6. Amendment to the United States Constitution

from Wikipedia, the free encyclopedia

The 6th Amendment to the Constitution of the United States of America , the Sixth Amendment , part of the Bill of Rights and guarantees in the prosecution by US federal courts certain rights. He makes sure that the accused

  • the right to an immediate public trial by jury ( jury have)
  • find out the reasons for the charge ,
  • to be confronted with the witnesses whose statements incriminate them,
  • may cause witnesses to be summoned in their defense,
  • Obtained legal counsel in their defense.

The Supreme Court , the Supreme Court of the United States decided later that these rights are so fundamental and important that they by the Due - Process clause of the 14th Amendment, which also for prosecution by courts US states apply.

text

“In all criminal prosecutions, the accused shall enjoy the right to a speedy and public trial, by an impartial jury of the State and district wherein the crime shall have been committed, which district shall have been previously ascertained by law, and to be informed of the nature and cause of the accusation; to be confronted with the witnesses against him; to have compulsory process for obtaining witnesses in his favor, and to have the Assistance of Counsel for his defense. "

“In all criminal proceedings the accused has the right to an immediate and public trial before an impartial jury of the state and district in which the crime was committed, whereby the responsible district must be determined in advance by law. He is also entitled to be informed of the nature and reasons of the indictment and to be confronted with the witnesses, as well as to have witnesses summoned and a lawyer to defend him. "

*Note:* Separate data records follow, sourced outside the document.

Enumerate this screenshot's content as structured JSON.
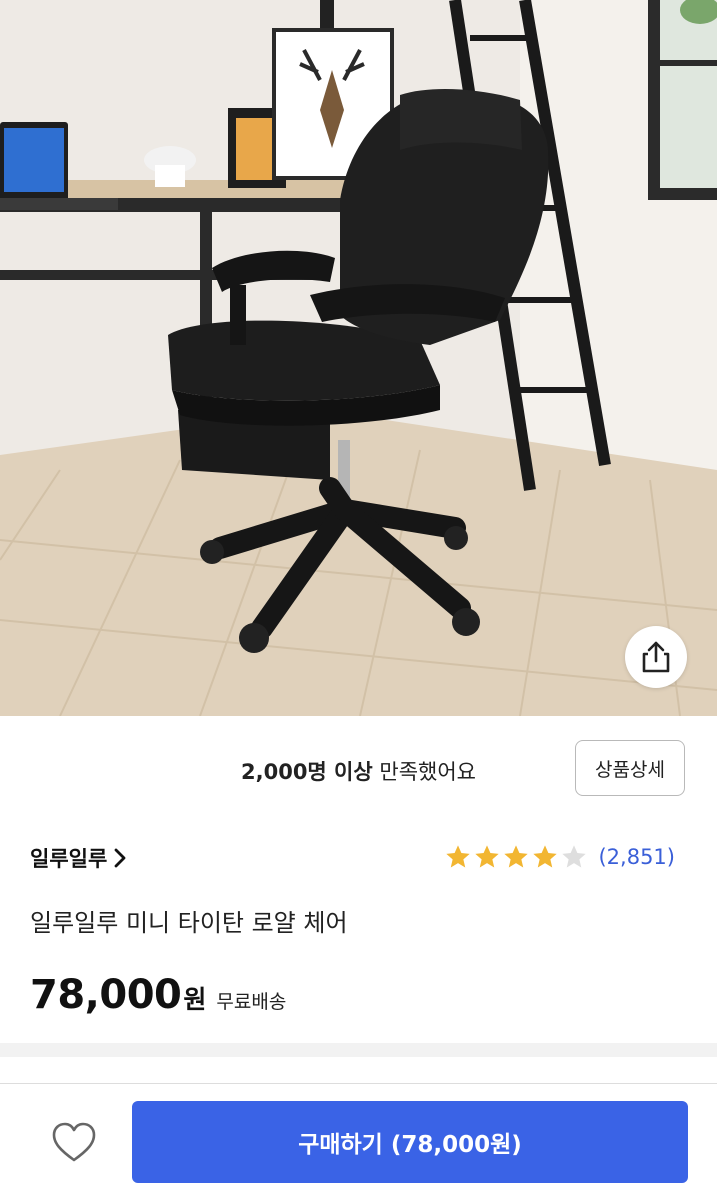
{
  "product_image": {
    "alt": "black office chair with footrest",
    "share_icon": "share-icon"
  },
  "satisfaction": {
    "count_text": "2,000명 이상",
    "suffix_text": " 만족했어요",
    "detail_button_label": "상품상세"
  },
  "seller": {
    "name": "일루일루",
    "chevron_icon": "chevron-right-icon"
  },
  "rating": {
    "stars": 4,
    "max_stars": 5,
    "review_count": "(2,851)",
    "star_color": "#f2b632",
    "star_empty_color": "#dedede"
  },
  "product": {
    "title": "일루일루 미니 타이탄 로얄 체어",
    "price": "78,000",
    "price_unit": "원",
    "shipping": "무료배송"
  },
  "bottom_bar": {
    "wishlist_icon": "heart-icon",
    "buy_label": "구매하기 (78,000원)",
    "accent": "#3a63e6"
  }
}
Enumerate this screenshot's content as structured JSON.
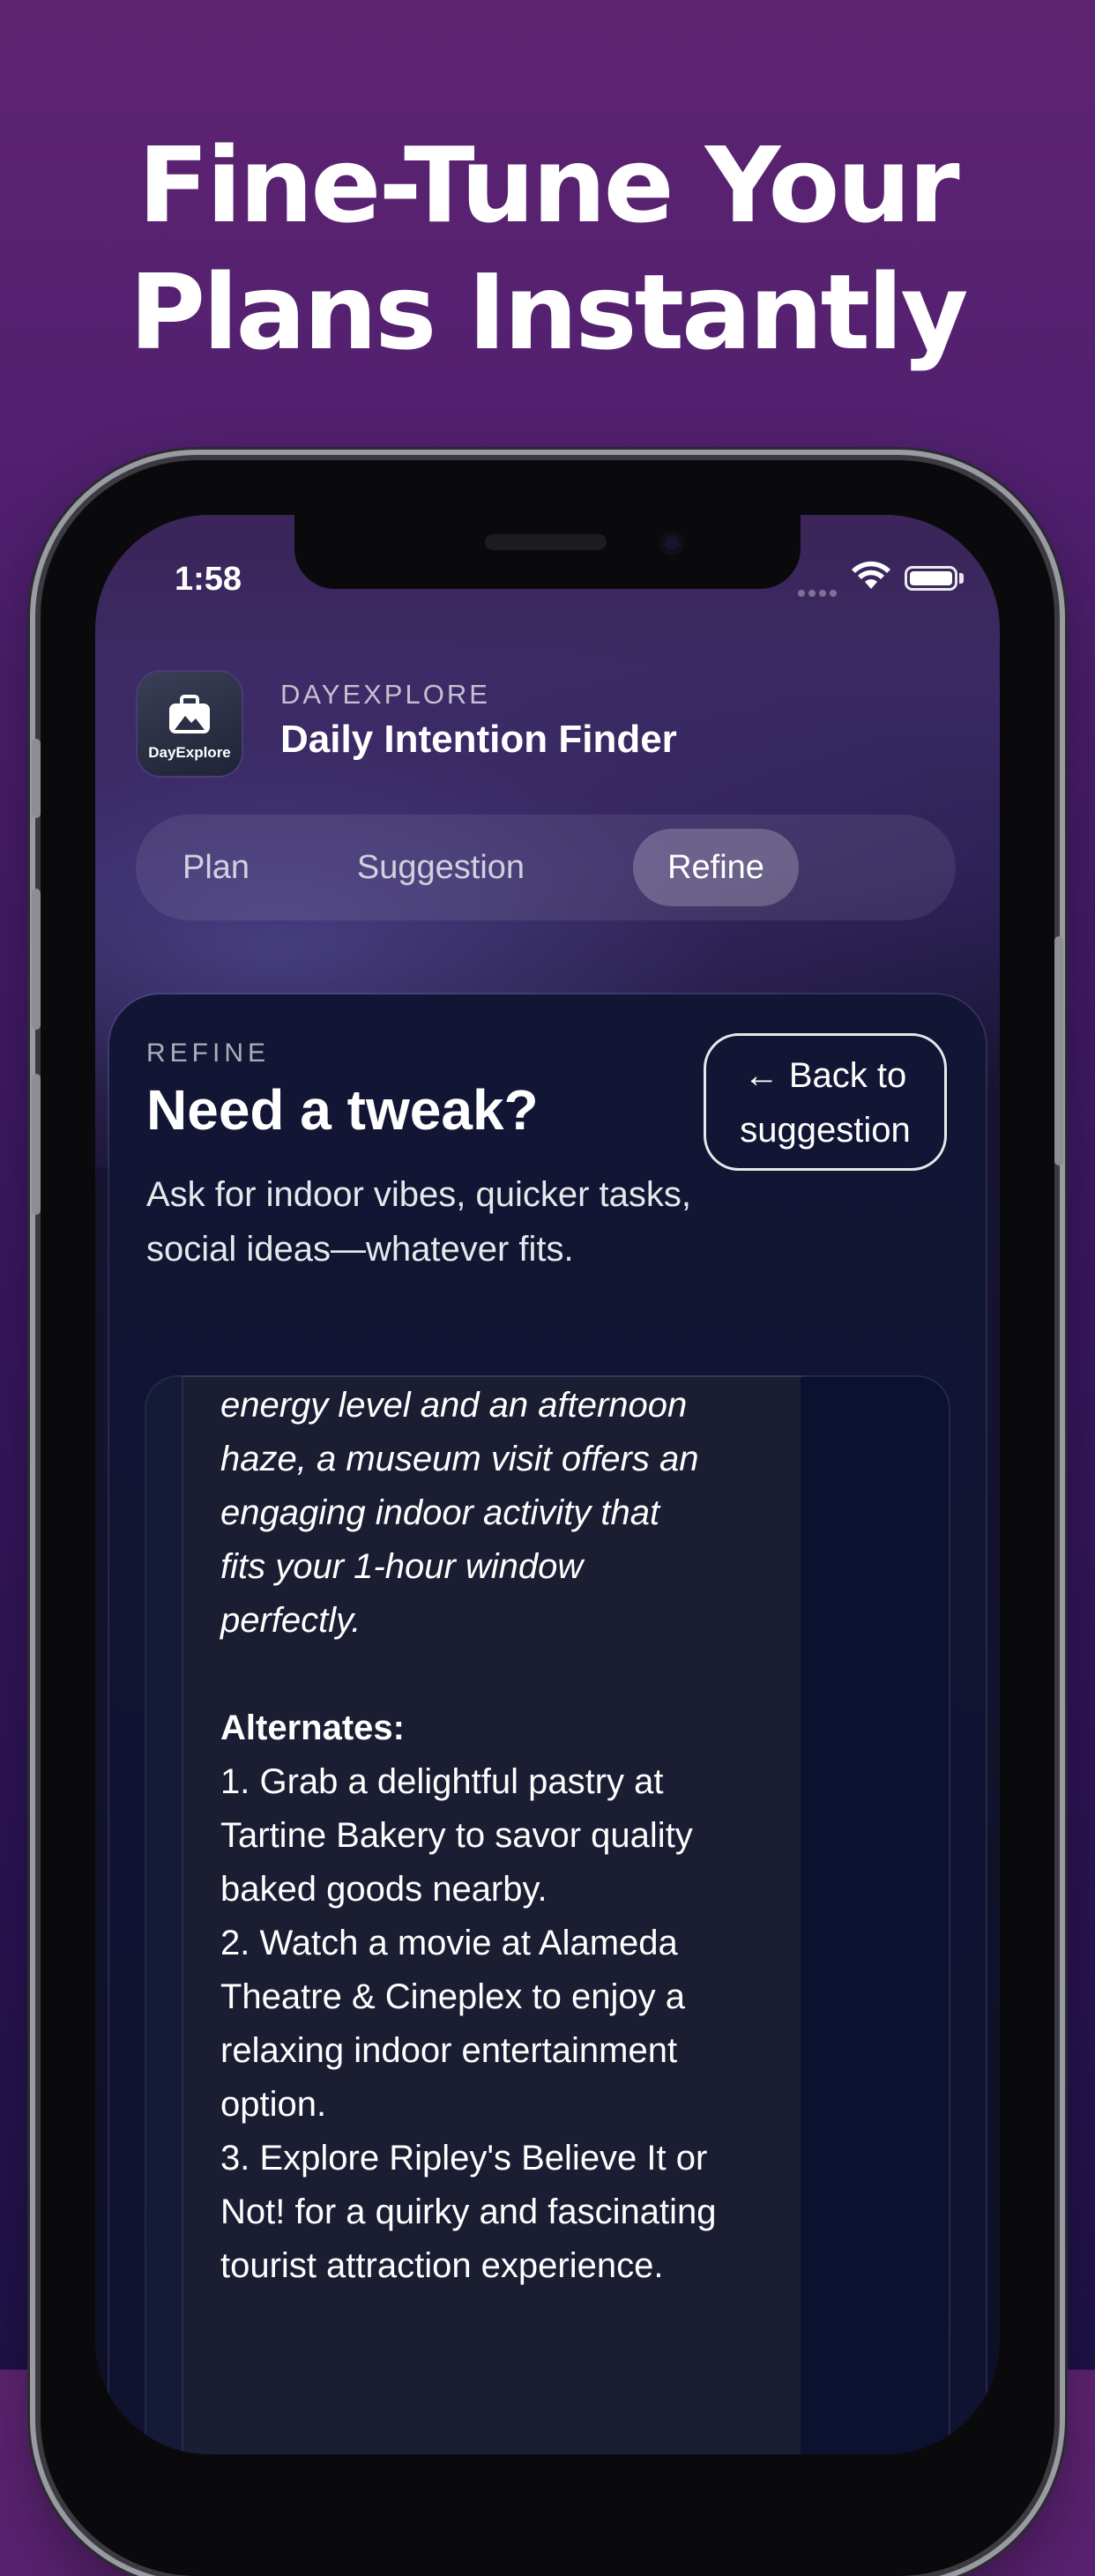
{
  "headline": {
    "line1": "Fine-Tune Your",
    "line2": "Plans Instantly"
  },
  "status_bar": {
    "time": "1:58"
  },
  "app": {
    "logo_text": "DayExplore",
    "kicker": "DAYEXPLORE",
    "title": "Daily Intention Finder"
  },
  "tabs": [
    {
      "label": "Plan",
      "active": false
    },
    {
      "label": "Suggestion",
      "active": false
    },
    {
      "label": "Refine",
      "active": true
    }
  ],
  "refine_card": {
    "kicker": "REFINE",
    "title": "Need a tweak?",
    "description": "Ask for indoor vibes, quicker tasks, social ideas—whatever fits.",
    "back_button_arrow": "←",
    "back_button_label": "Back to suggestion"
  },
  "message": {
    "reason_lines": [
      "energy level and an afternoon",
      "haze, a museum visit offers an",
      "engaging indoor activity that",
      "fits your 1-hour window",
      "perfectly."
    ],
    "alternates_heading": "Alternates:",
    "alternates": [
      "1. Grab a delightful pastry at Tartine Bakery to savor quality baked goods nearby.",
      "2. Watch a movie at Alameda Theatre & Cineplex to enjoy a relaxing indoor entertainment option.",
      "3. Explore Ripley's Believe It or Not! for a quirky and fascinating tourist attraction experience."
    ]
  },
  "colors": {
    "background_top": "#5e2472",
    "background_bottom": "#1e1248",
    "card_bg": "#121634",
    "active_tab": "rgba(255,255,255,0.22)"
  }
}
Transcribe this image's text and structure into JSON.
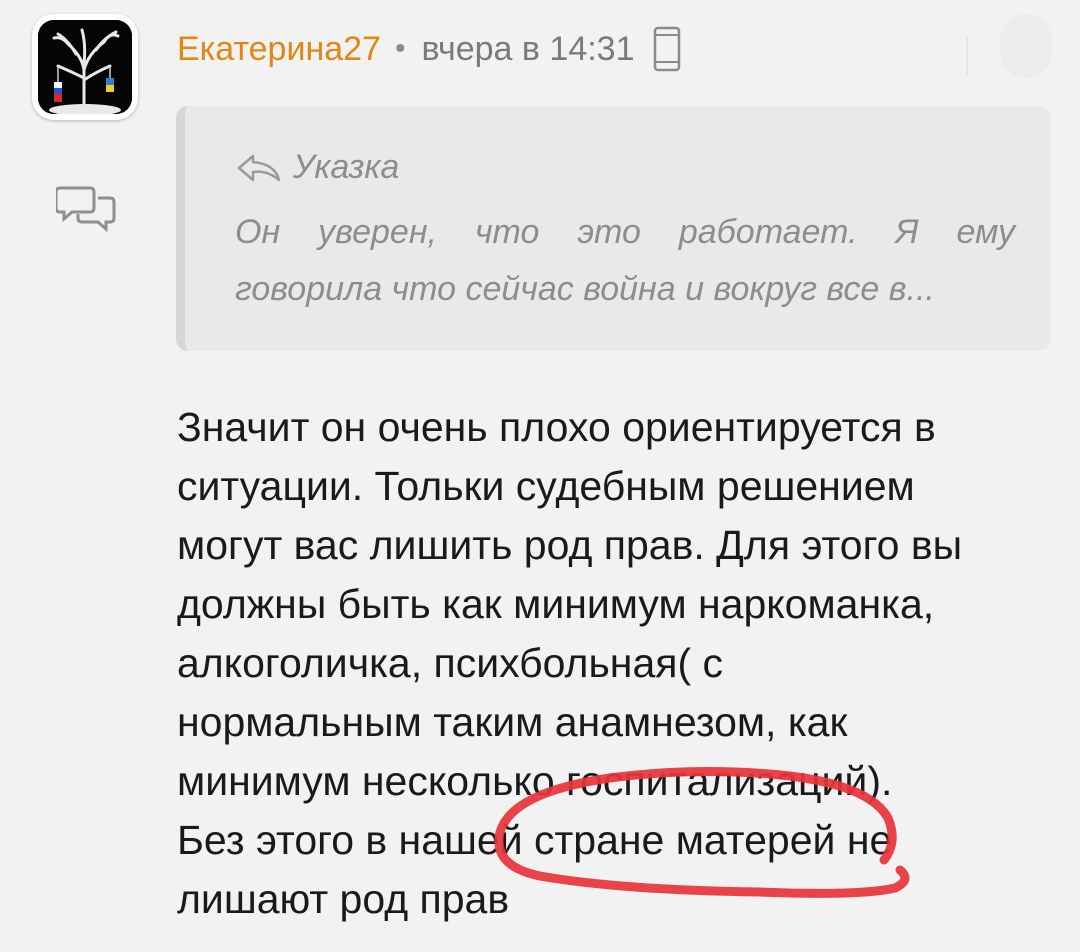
{
  "comment": {
    "author": "Екатерина27",
    "separator": "•",
    "time": "вчера в 14:31",
    "device_icon": "mobile-phone-icon",
    "avatar_icon": "tree-avatar-icon",
    "reply_icon": "chat-bubbles-icon",
    "quote": {
      "title": "Указка",
      "title_icon": "reply-arrow-icon",
      "lines": [
        "Он уверен, что это работает. Я ему",
        "говорила что сейчас война и вокруг все в..."
      ]
    },
    "text_lines": [
      "Значит он очень плохо ориентируется в",
      "ситуации. Тольки судебным решением",
      "могут вас лишить род прав. Для этого вы",
      "должны быть как минимум наркоманка,",
      "алкоголичка, психбольная( с",
      "нормальным таким анамнезом, как",
      "минимум несколько госпитализаций).",
      "Без этого в нашей стране матерей не",
      "лишают род прав"
    ],
    "annotation_icon": "red-hand-drawn-circle"
  },
  "colors": {
    "background": "#f2f2f2",
    "author": "#e08717",
    "meta": "#7a7a7a",
    "quote_bg": "#e9e9e9",
    "quote_text": "#8d8d8d",
    "body_text": "#1a1a1a",
    "annotation": "#e8333a"
  }
}
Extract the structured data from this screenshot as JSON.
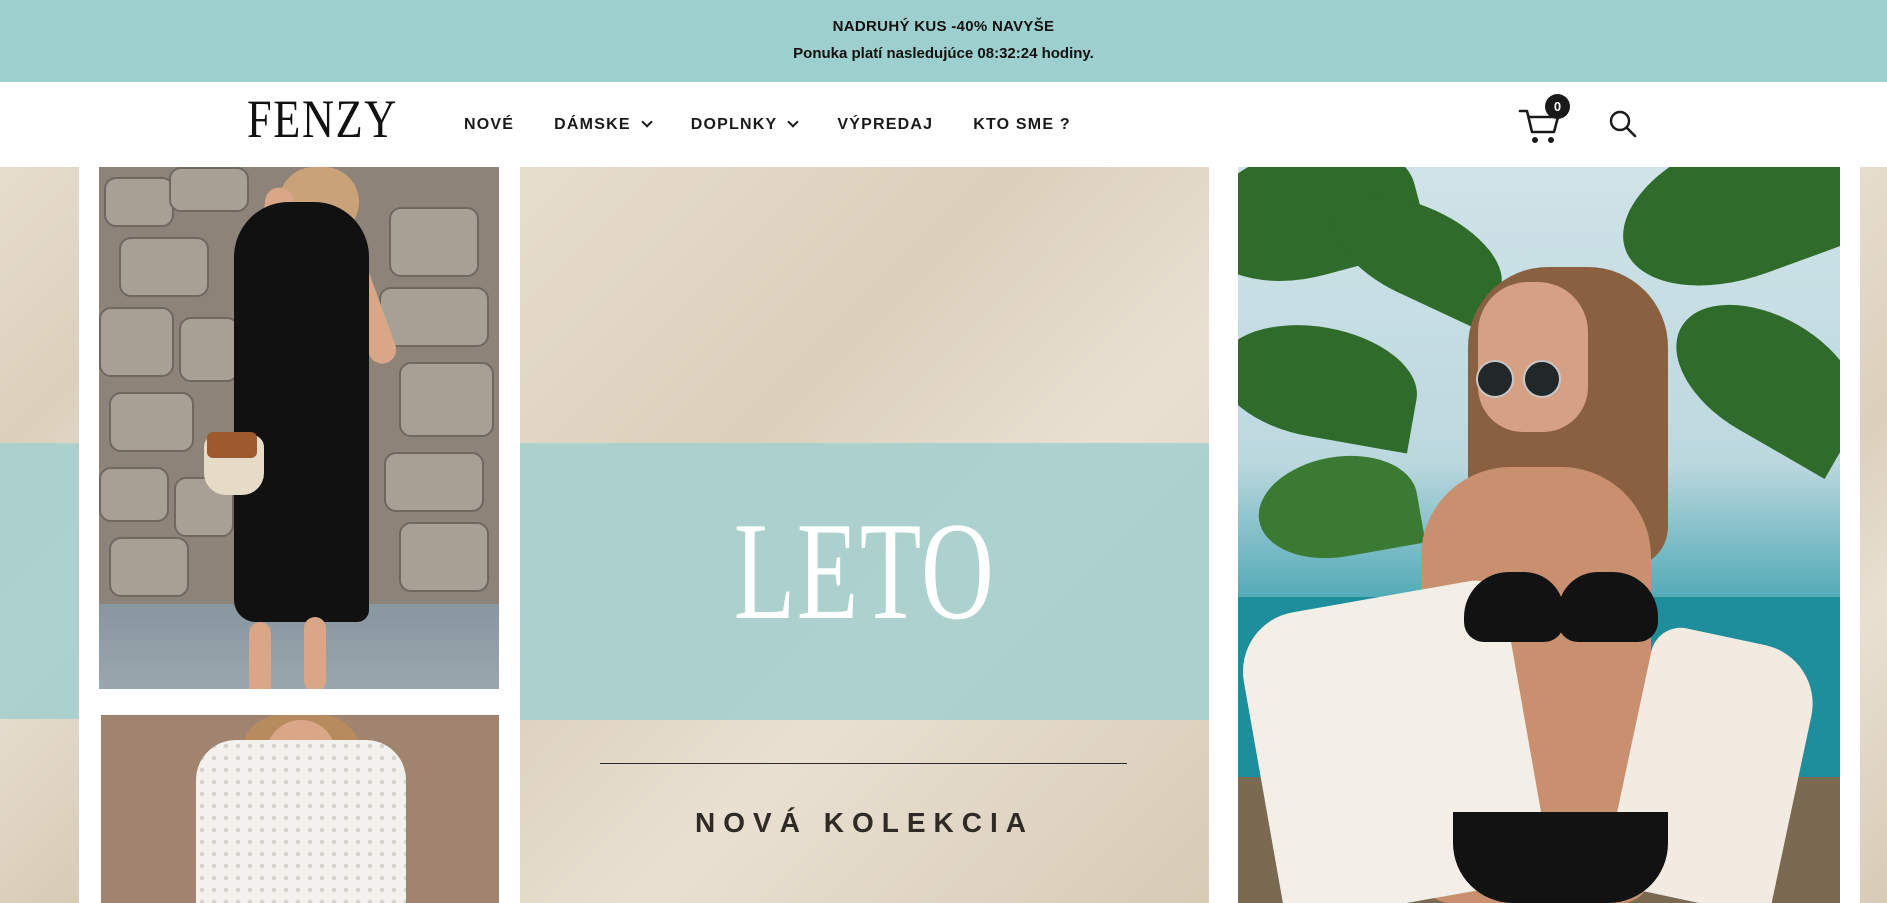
{
  "promo": {
    "line1": "NADRUHÝ KUS -40% NAVYŠE",
    "line2": "Ponuka platí nasledujúce 08:32:24 hodiny."
  },
  "header": {
    "logo": "FENZY",
    "nav": [
      {
        "label": "NOVÉ",
        "has_dropdown": false
      },
      {
        "label": "DÁMSKE",
        "has_dropdown": true
      },
      {
        "label": "DOPLNKY",
        "has_dropdown": true
      },
      {
        "label": "VÝPREDAJ",
        "has_dropdown": false
      },
      {
        "label": "KTO SME ?",
        "has_dropdown": false
      }
    ],
    "cart_count": "0",
    "icons": {
      "cart": "cart-icon",
      "search": "search-icon"
    }
  },
  "hero": {
    "title": "LETO",
    "subtitle": "NOVÁ KOLEKCIA"
  },
  "colors": {
    "promo_bg": "#9ccfcd",
    "teal_band": "#a9d0cd",
    "sand": "#e2d7c6",
    "text_dark": "#1a1a1a"
  }
}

The 6th Amendment to the Constitution is listed as the eighth article ("Article the eighth") in the bill passed by the US Congress .

history

The original text of the US Constitution aroused some opposition for failing to adequately guarantee civil rights. In response, the Sixth Amendment, along with the rest of the Bill of Rights, was proposed by the US Congress in 1789 . On December 15, 1791, the Bill of Rights had been ratified by the necessary number of states and thus passed.

Immediate process

According to the Sixth Amendment, the defendants in criminal matters have the right to an immediate trial . In the case of Barker v. In 1971 the Supreme Court ruled that Wingo had to decide on a case-by-case basis whether or not the defendants were denied this right. One of the factors recognized by the Supreme Court in making this decision is how long the defendant must wait to be tried, but it has never been specifically ruled that beyond a certain length of time the right to an immediate trial will not be granted. Another recognized factor is the reason for the delay in the process. The prosecution must not unduly delay a process for their own benefit, but the process may be shifted to the presence of a long absent witnesses ensured. The other factors that need to be considered are the time and manner in which the defendant made their claims and the degree of harm the delay caused to the defendant. If a defendant's right to immediate trial is found to have been violated, the indictment must be abandoned and / or the sentence overturned. Once this is done because of the non-granted right to an immediate trial, the defendant cannot be prosecuted for the offense that was the subject of the previous trial.

Public process

Processes don't necessarily have to be public ; they may be regulated appropriately in order to avoid influencing the jury by the public. Trials may only be held in camera at the behest of the government if the government does

[shows] an overriding interest based on findings that closure is essential to preserve higher values ​​and is narrowly tailored to serve that interest.
("[Indicates] an overriding interest based on judgments that the exclusion of the public is necessary to uphold higher values, and that it is closely tailored to serve that interest.")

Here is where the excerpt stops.